In regards to resolving harassment or discrimination dispute at work, it is best that you exhaust all means to solve it within the company before considering filing a lawsuit.
Most of us do not really read our employment contracts and employment handbooks, but actually, your options on how to resolve employment disputes internally are there.
The employment manual usually has a section about discrimination and harassment policies in the workplace.
It may also have a section about the company's grievance system that explains the process on how you can report discrimination, harassment and other concerns in the workplace without having to worry about retaliation.
In the employment contract, you might not know it but there is usually a clause in there that says that before you pursue a lawsuit because of an employment dispute, you and the company should try to resolve the case through an alternative dispute resolution (ADR) process like arbitration or mediation.
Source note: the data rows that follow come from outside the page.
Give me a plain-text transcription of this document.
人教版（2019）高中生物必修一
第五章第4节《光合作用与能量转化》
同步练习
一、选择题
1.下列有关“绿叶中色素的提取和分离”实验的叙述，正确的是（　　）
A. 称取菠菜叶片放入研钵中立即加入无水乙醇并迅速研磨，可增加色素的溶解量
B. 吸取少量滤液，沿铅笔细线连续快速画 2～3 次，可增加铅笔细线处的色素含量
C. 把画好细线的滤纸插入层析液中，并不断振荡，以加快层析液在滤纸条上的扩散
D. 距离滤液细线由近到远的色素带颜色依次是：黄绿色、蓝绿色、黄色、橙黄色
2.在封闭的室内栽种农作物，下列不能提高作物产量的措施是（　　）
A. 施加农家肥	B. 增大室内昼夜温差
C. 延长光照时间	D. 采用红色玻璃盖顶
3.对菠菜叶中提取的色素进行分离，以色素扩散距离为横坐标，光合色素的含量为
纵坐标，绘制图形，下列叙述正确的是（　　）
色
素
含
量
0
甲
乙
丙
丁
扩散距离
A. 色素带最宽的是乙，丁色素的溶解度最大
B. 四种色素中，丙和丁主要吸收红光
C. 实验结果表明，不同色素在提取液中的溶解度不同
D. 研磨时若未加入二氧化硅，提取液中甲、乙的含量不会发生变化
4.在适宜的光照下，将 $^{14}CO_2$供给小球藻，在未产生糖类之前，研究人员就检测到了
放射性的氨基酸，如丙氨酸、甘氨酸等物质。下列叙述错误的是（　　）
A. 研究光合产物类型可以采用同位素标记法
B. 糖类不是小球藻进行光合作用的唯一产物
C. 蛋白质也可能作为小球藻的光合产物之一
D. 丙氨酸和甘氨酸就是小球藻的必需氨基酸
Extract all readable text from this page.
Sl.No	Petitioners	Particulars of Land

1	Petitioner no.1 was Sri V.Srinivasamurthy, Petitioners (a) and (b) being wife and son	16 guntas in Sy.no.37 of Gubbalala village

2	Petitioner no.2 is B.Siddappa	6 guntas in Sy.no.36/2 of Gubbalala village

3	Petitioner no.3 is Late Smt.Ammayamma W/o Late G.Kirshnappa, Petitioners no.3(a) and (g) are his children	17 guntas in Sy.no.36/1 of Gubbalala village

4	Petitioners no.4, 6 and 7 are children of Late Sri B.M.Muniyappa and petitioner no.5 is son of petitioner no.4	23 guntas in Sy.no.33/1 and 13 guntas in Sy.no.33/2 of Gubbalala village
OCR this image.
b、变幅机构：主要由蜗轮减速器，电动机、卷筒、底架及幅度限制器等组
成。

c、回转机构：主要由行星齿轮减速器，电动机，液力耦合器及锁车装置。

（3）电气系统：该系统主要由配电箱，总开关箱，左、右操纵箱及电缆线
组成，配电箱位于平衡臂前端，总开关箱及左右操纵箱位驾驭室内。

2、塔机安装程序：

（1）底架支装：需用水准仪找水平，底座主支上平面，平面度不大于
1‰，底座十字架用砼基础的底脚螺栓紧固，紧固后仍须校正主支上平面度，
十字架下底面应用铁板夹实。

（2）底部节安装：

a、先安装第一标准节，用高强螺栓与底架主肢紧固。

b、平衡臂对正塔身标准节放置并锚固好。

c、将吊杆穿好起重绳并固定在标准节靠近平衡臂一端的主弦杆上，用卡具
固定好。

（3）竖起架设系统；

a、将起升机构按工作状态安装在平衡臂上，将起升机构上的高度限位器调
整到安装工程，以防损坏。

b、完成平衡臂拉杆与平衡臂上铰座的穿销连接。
So most likely, your lawsuit will be dismissed unless it is an appeal about the result of the arbitration process.
To help you, here are some steps that you can follow in resolving a conflict before considering filing a lawsuit:
- Try to resolve the conflict with the people or group of people directly. However, do not approach when you are angry or full of emotions. You can ask a friend or colleague to come with you as support.
- If the discrimination or harassment continues or if you are unable to approach the people involved then approach your supervisor about the problem. Explain how the dispute is affecting your productivity and efficiency in the workplace.
- If the problem persists then talk to your Human Resources (HR) representative to inquire abut the company's grievance system then file a complaint.
- If no resolution is given, you may have to take actions against the employer if there is proof that he is tolerating discrimination and harassment in the workplace.
- Check your employment contract and manual to know if you have followed the company's policies in terms of resolving the conflict internally.
- If you have explored all avenues within the company and no resolution has been reached, you should make a complaint with the Equal Employment Opportunity Commission (EEOC) or with the Department of Fair Employment and Housing (DFEH) for Californians.
Either of the two agencies can investigate the alleged discrimination and/or harassment in the workplace.
If they do find that there may be discrimination or harassment, either agencies or you can file a lawsuit against the company.
Consult an employment law attorney for more details.